Ask the Coach #60 - Das Missverständnis der Biceps-Straight-Arm-Strength

Frage: Wolfgang, vor einiger Zeit hatte ich dich bei einem Seminar zum Thema Aktivierung des Bizeps bei Übungen wie dem Planche und zur "straight arm biceps strength" angesprochen. Du meintest, dass dies ein Missverständnis der funktionellen Anatomie ist und die Rekrutierung des Bizeps in dieser Position grundsätzlich irrelevant sei.

Ich habe inzwischen ein Video eines Calisthenics-Influencers gefunden (Anmerkung: im Video wird erwähnt, dass der Brachialis im Planche entscheidend ist, um die Überstreckung des Ellbogens zu vermeiden). Zusätzlich fand ich ein weiteres Video eines anderen Calisthenics-Influencers (Anmerkung: in diesem Video wird erklärt, dass der Bizeps ebenfalls den Ellbogen stabilisiert).

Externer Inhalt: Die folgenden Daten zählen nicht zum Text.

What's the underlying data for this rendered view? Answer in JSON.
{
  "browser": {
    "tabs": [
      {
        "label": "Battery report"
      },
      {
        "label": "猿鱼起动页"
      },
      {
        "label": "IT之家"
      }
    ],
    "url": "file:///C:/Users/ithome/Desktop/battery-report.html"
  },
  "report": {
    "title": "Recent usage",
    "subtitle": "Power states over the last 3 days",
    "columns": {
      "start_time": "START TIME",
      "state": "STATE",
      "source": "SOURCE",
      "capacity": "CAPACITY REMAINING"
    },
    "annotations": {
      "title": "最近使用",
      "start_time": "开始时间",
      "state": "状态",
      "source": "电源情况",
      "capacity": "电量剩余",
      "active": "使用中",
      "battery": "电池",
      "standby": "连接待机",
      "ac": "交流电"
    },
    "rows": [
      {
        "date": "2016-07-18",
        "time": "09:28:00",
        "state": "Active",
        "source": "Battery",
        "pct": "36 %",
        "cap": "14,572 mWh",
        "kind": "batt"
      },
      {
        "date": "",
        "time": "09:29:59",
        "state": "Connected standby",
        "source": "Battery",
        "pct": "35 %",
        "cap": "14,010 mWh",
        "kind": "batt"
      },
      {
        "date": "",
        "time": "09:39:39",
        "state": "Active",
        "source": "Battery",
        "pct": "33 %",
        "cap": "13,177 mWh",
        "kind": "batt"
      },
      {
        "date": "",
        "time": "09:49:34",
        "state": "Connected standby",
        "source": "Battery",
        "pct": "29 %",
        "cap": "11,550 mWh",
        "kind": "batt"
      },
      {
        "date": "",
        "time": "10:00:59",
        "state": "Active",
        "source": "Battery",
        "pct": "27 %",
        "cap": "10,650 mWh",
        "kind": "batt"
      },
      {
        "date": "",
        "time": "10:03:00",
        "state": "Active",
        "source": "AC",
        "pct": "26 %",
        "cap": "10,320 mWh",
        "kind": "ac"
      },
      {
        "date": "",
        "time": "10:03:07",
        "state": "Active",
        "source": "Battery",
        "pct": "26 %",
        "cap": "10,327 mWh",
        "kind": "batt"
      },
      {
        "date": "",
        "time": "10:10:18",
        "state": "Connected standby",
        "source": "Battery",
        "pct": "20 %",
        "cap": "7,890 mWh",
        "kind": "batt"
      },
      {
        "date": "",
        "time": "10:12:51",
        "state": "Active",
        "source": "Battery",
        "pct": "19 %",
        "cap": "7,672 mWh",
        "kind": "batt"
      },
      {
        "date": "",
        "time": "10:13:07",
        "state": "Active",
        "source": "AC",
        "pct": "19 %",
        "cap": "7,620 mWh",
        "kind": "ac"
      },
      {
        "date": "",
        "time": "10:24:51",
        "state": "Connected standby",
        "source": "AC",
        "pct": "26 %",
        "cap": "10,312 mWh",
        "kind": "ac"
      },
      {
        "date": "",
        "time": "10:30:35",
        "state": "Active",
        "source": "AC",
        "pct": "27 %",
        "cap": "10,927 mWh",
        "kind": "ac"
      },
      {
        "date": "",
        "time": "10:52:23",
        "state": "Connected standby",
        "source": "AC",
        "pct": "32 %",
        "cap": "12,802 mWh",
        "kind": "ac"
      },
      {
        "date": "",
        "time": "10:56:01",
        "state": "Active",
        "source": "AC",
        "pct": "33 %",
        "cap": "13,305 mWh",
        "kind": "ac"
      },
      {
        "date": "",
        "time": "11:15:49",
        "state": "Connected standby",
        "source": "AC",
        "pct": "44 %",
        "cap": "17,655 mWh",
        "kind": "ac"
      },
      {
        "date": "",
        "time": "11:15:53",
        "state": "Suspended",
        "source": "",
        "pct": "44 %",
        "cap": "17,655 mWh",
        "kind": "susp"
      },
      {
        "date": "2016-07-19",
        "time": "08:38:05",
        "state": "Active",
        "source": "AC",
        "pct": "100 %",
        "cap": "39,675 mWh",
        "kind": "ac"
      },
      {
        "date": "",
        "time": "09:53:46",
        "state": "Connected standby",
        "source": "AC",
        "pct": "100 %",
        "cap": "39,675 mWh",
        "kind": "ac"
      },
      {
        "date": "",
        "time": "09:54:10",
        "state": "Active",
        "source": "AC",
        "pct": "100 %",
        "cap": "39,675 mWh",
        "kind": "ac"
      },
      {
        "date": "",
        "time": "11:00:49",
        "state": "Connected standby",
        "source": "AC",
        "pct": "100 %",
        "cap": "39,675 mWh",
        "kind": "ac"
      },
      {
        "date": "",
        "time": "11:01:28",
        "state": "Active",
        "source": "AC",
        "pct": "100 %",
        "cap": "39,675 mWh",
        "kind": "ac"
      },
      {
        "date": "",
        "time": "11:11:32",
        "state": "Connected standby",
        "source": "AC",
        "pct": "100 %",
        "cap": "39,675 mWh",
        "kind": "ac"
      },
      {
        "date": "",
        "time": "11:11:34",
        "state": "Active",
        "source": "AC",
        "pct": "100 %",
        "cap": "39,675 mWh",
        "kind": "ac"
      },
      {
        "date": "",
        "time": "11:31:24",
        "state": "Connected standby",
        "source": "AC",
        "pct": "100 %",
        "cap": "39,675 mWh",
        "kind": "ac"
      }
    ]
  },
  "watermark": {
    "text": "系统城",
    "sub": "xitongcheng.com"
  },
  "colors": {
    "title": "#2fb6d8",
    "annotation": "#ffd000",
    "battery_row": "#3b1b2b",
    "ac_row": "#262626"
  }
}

Deine Gegenfrage an mich war, ob es möglich ist, den Bizeps zu kontrahieren, während der Trizeps kontrahiert ist. Meine Anmerkung dazu war, dass dies selbstverständlich möglich ist und als Kokontraktion bezeichnet wird, was für dich jedoch keine relevante Begründung war.

Da das Thema "biceps straight arm strength" und die Beteiligung des Bizeps bzw. der Ellbogenbeuger gerade im Bereich Calisthenics ein großes Thema ist, könntest du vielleicht weiter auf dieses Thema eingehen?

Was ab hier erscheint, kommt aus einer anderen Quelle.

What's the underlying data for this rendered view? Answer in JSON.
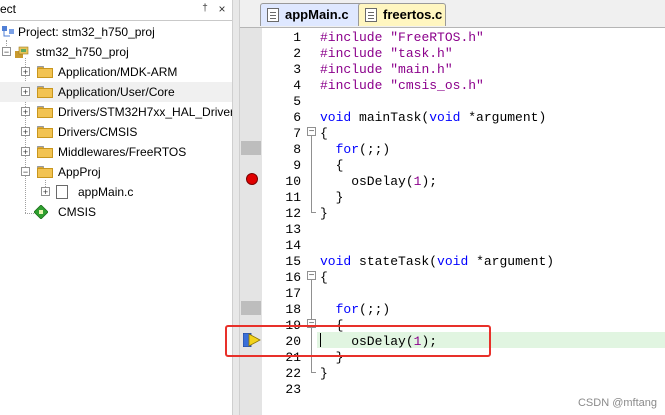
{
  "project_panel": {
    "title": "ect",
    "pin_glyph": "†",
    "close_glyph": "×",
    "tree": [
      {
        "label": "Project: stm32_h750_proj",
        "icon": "project-icon"
      },
      {
        "label": "stm32_h750_proj",
        "icon": "target-icon"
      },
      {
        "label": "Application/MDK-ARM",
        "icon": "folder-icon"
      },
      {
        "label": "Application/User/Core",
        "icon": "folder-icon"
      },
      {
        "label": "Drivers/STM32H7xx_HAL_Driver",
        "icon": "folder-icon"
      },
      {
        "label": "Drivers/CMSIS",
        "icon": "folder-icon"
      },
      {
        "label": "Middlewares/FreeRTOS",
        "icon": "folder-icon"
      },
      {
        "label": "AppProj",
        "icon": "folder-icon"
      },
      {
        "label": "appMain.c",
        "icon": "file-icon"
      },
      {
        "label": "CMSIS",
        "icon": "cmsis-component-icon"
      }
    ]
  },
  "editor": {
    "tabs": [
      {
        "label": "appMain.c",
        "active": true
      },
      {
        "label": "freertos.c",
        "active": false
      }
    ],
    "lines": [
      {
        "n": "1",
        "code": "#include \"FreeRTOS.h\""
      },
      {
        "n": "2",
        "code": "#include \"task.h\""
      },
      {
        "n": "3",
        "code": "#include \"main.h\""
      },
      {
        "n": "4",
        "code": "#include \"cmsis_os.h\""
      },
      {
        "n": "5",
        "code": ""
      },
      {
        "n": "6",
        "code": "void mainTask(void *argument)"
      },
      {
        "n": "7",
        "code": "{"
      },
      {
        "n": "8",
        "code": "  for(;;)"
      },
      {
        "n": "9",
        "code": "  {"
      },
      {
        "n": "10",
        "code": "    osDelay(1);"
      },
      {
        "n": "11",
        "code": "  }"
      },
      {
        "n": "12",
        "code": "}"
      },
      {
        "n": "13",
        "code": ""
      },
      {
        "n": "14",
        "code": ""
      },
      {
        "n": "15",
        "code": "void stateTask(void *argument)"
      },
      {
        "n": "16",
        "code": "{"
      },
      {
        "n": "17",
        "code": ""
      },
      {
        "n": "18",
        "code": "  for(;;)"
      },
      {
        "n": "19",
        "code": "  {"
      },
      {
        "n": "20",
        "code": "    osDelay(1);"
      },
      {
        "n": "21",
        "code": "  }"
      },
      {
        "n": "22",
        "code": "}"
      },
      {
        "n": "23",
        "code": ""
      }
    ],
    "current_line": 20,
    "breakpoint_line": 10
  },
  "watermark": "CSDN @mftang",
  "colors": {
    "keyword": "#0000ff",
    "preprocessor": "#8b008b",
    "breakpoint": "#e00000",
    "current_line_bg": "#e1f5e1",
    "highlight_box": "#e8302a"
  }
}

Antwort: Ja, das ist eine gute Frage, die auch sehr gut auf das Thema funktionelle Anatomie eingeht.

Zuerst schauen wir uns mal die Übung und den Muskel im Detail an.

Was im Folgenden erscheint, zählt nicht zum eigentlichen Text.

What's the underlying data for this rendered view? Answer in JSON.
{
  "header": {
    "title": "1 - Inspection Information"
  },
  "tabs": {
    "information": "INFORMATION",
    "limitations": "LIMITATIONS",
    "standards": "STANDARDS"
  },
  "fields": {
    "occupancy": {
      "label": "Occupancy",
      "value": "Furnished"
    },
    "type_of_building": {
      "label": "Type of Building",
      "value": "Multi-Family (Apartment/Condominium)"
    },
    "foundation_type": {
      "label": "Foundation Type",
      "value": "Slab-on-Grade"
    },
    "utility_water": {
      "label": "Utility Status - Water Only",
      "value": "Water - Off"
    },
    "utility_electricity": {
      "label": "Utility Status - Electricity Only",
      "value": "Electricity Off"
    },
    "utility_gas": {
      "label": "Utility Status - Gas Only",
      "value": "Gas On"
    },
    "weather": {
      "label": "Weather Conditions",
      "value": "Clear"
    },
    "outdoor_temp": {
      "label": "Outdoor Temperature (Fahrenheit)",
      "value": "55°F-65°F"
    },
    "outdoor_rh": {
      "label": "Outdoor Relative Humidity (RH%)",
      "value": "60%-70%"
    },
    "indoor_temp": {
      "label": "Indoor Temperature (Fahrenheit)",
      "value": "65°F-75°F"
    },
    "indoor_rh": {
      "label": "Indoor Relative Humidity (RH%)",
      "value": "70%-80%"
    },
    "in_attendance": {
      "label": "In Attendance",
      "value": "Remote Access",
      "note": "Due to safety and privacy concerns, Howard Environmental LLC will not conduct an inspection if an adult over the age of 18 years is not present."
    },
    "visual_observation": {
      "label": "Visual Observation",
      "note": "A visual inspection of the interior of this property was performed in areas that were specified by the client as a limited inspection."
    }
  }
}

Die Planche ist eine herausfordernde Übung, die durch die waagerechte Haltung des Körpers immense Stabilität und isometrische Kraft erfordert.

Dabei gibt es eben häufig das Missverständnis darüber, welchen Beitrag der Bizeps aktiv zur Stabilisierung und Kraftentwicklung beitragen.

Der verbreitetete Mythos ist die Vorstellung, dass der Bizeps im gestreckten Arm signifikante Kraft entfalten kann.

Dieses Konzept, oft als „Straight Arm Biceps Strength“ bezeichnet, ist jedoch biomechanisch grundsätzlich inkorrekt.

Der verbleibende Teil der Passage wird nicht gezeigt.